Most plates have designated areas for validation stickers. Yet despite this, motorists have found interesting ways to display the stickers–especially if there is no designated space. Add to that the rigors of the road, the accumulation of many years in some instances, as well as cases where the plate is used as a platform for a mini-bumper sticker, and you get “Unusual Sticker Situations.”
The above plates all feature American flags of various shapes and sizes. Other motorists have placed sports-related, job-related, university-related, and place-related stickers…and then there’s the clever person who lit up the Oregon tree to make it Christmas year-round.
Some states, including California and Nevada, allow plates to be revalidated indefinitely. That means that a resident of such states can pile up quite the sticker count if the car lasts.
The plates above have stickers placed in multiple places – sometimes just an extra corner, other times all over – and everything in between.To multi-sticker or not multi-sticker…some states, particularly those in the east and in the 1970s, instructed motorists to place stickers in alternating corners. Not all followed the edict, or some did initially but as the years piled up strayed from the model.The Nebraska US Bicentennial base incorporated two small graphics in the upper corners and a wavy band, with dates in each corner, extending across the bottom. This left no room for revalidation stickers without having to sacrifice a graphic or a printed year. Some motorists found a way to preserve all the elements, while others made that bold choice. Another oddity with this base, which lasted through 1984, is that in 1982 the state issued only a month sticker (other years contained both the month and the year in the same sticker).

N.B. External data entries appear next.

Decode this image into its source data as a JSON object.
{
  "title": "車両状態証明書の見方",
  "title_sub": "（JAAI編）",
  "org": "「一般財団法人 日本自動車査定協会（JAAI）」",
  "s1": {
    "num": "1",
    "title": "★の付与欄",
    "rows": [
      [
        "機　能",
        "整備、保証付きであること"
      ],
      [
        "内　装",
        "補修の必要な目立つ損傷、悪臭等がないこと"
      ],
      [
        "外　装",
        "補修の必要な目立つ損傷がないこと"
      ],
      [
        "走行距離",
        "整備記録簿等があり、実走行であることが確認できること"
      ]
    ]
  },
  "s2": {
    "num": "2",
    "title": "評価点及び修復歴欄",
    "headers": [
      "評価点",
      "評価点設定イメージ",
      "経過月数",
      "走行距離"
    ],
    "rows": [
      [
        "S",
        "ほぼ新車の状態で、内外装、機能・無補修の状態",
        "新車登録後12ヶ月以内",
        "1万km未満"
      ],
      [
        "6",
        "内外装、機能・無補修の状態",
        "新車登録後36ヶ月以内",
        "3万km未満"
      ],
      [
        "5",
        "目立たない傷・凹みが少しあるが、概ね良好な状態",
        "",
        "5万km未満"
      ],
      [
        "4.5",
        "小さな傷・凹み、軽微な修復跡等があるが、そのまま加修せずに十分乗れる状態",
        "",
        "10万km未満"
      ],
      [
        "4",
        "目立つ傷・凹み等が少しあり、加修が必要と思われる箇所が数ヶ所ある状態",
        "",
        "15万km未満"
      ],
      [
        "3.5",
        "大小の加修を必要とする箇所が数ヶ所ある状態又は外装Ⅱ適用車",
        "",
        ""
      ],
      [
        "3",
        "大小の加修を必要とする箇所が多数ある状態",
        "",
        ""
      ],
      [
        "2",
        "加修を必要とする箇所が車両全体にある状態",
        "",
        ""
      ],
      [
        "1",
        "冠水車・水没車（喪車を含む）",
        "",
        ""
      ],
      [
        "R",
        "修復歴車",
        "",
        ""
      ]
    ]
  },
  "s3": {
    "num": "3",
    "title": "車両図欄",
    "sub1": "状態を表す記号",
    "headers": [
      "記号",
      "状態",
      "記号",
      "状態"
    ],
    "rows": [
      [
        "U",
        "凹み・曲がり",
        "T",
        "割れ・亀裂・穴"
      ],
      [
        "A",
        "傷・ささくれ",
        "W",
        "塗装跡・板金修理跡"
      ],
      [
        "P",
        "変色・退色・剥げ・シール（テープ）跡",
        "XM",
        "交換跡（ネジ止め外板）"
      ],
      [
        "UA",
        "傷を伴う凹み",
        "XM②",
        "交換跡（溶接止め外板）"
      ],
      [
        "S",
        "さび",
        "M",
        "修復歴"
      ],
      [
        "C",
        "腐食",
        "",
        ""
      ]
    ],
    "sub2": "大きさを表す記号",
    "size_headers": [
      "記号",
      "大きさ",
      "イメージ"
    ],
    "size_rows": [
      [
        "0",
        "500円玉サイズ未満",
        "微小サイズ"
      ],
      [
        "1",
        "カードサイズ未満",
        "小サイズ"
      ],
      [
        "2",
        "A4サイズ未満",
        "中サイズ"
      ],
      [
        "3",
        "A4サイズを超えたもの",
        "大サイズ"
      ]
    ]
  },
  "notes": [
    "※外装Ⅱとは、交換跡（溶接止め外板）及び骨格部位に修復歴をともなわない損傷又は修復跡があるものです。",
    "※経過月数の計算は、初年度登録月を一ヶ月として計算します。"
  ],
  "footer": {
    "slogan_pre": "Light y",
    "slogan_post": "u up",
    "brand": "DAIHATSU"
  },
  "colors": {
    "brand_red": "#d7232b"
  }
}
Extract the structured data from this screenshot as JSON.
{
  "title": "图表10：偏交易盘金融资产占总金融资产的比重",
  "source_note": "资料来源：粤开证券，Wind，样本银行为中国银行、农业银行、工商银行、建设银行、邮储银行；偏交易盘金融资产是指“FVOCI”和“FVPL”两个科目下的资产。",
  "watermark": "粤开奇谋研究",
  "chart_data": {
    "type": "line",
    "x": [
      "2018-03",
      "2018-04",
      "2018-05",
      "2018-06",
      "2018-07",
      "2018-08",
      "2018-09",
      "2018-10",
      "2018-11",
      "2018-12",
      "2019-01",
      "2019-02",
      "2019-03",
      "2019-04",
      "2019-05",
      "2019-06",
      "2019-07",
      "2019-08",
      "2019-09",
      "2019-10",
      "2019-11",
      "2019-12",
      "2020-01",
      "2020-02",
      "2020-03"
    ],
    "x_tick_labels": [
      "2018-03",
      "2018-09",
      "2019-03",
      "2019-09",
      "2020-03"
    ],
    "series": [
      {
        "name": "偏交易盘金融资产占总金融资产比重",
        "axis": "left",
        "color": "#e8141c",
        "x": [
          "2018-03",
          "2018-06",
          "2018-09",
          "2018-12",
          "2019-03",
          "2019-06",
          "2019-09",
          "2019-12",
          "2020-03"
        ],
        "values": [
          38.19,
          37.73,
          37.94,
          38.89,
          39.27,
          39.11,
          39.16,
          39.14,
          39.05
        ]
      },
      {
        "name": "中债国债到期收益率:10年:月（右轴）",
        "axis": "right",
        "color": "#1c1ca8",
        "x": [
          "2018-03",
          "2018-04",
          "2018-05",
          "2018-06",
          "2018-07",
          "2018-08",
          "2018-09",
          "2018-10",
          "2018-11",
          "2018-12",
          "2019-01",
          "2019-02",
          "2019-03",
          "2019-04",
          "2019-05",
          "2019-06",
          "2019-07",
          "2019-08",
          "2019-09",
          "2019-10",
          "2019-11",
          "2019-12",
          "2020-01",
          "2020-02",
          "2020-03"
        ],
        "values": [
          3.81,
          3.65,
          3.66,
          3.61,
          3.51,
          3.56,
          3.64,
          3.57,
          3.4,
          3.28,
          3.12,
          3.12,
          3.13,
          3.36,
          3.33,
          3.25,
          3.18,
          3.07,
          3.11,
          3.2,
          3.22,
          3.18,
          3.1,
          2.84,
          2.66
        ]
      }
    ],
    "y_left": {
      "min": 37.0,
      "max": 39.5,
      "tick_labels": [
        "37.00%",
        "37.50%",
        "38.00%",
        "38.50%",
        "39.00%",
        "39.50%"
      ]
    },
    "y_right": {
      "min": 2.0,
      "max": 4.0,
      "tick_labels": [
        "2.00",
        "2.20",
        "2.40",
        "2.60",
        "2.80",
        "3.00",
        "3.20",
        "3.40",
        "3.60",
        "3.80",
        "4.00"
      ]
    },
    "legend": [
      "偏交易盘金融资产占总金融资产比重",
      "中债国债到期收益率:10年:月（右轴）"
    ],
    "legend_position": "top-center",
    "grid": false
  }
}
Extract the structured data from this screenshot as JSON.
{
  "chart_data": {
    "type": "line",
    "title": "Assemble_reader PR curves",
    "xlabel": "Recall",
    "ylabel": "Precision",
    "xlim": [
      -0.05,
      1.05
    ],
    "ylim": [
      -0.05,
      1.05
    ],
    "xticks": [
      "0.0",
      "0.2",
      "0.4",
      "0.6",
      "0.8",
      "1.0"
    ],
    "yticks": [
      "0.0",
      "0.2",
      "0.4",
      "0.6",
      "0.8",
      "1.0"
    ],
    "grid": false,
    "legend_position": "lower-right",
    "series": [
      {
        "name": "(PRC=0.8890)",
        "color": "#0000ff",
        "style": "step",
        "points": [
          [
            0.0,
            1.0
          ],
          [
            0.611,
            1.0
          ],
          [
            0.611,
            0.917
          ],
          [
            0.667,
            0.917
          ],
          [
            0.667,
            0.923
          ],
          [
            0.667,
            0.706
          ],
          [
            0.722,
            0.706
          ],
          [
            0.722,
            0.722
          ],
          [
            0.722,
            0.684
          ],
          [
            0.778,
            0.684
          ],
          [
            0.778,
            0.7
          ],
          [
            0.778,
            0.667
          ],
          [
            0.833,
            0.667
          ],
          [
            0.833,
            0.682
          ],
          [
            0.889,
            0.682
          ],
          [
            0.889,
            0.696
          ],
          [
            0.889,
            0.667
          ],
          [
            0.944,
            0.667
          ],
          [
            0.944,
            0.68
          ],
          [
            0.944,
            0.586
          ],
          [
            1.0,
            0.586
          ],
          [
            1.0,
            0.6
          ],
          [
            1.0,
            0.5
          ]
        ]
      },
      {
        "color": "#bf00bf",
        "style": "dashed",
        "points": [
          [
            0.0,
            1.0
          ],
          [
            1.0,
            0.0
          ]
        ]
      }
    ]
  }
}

When I found I had two 1979 Kansas plates with the same stickers placed in the exact locations, I thought it was a most fantastic coincidence. I later found out that motorists were told to place them in these spots (even that somewhat strange one for ’79).Starting partway through 2015 and concluding with some 2017 expirations, Kentucky issued a registration sticker with a two-digit month and just the last digit of the year. Plate 702 PSN expired April (04), 2017 (7). Plate 161 HEB displays both styles, May (5) 2015 (15), and May (05) 2016 (6).In 1986 and 1987, Maryland drivers received pairs of plates. But while in 1986 they received a year sticker for each plate, in 1987 they got one month and one year sticker total. This was due to a transition to “staggered registrations” (the common system today), i.e., expirations based on specifically when the plate is registered, rather than generically by year. Washington, D.C. made the same transition a couple of years earlier, which is why the lower right sticker reads 3-31-84 (3-31 being the standard expiration day for decades previous), then there is a “JUN” sticker and “85” sticker on the left.Washington required stickers on both the front and rear plates for many years until 2002, when it switched to just issuing one sticker. As a result this Washington pair is mismatched: the rear plate carries a 2004 expiration, while the front has a most recent sticker of 2001.
This plate features a “City of Jackson” registration sticker, probably an optional add-on.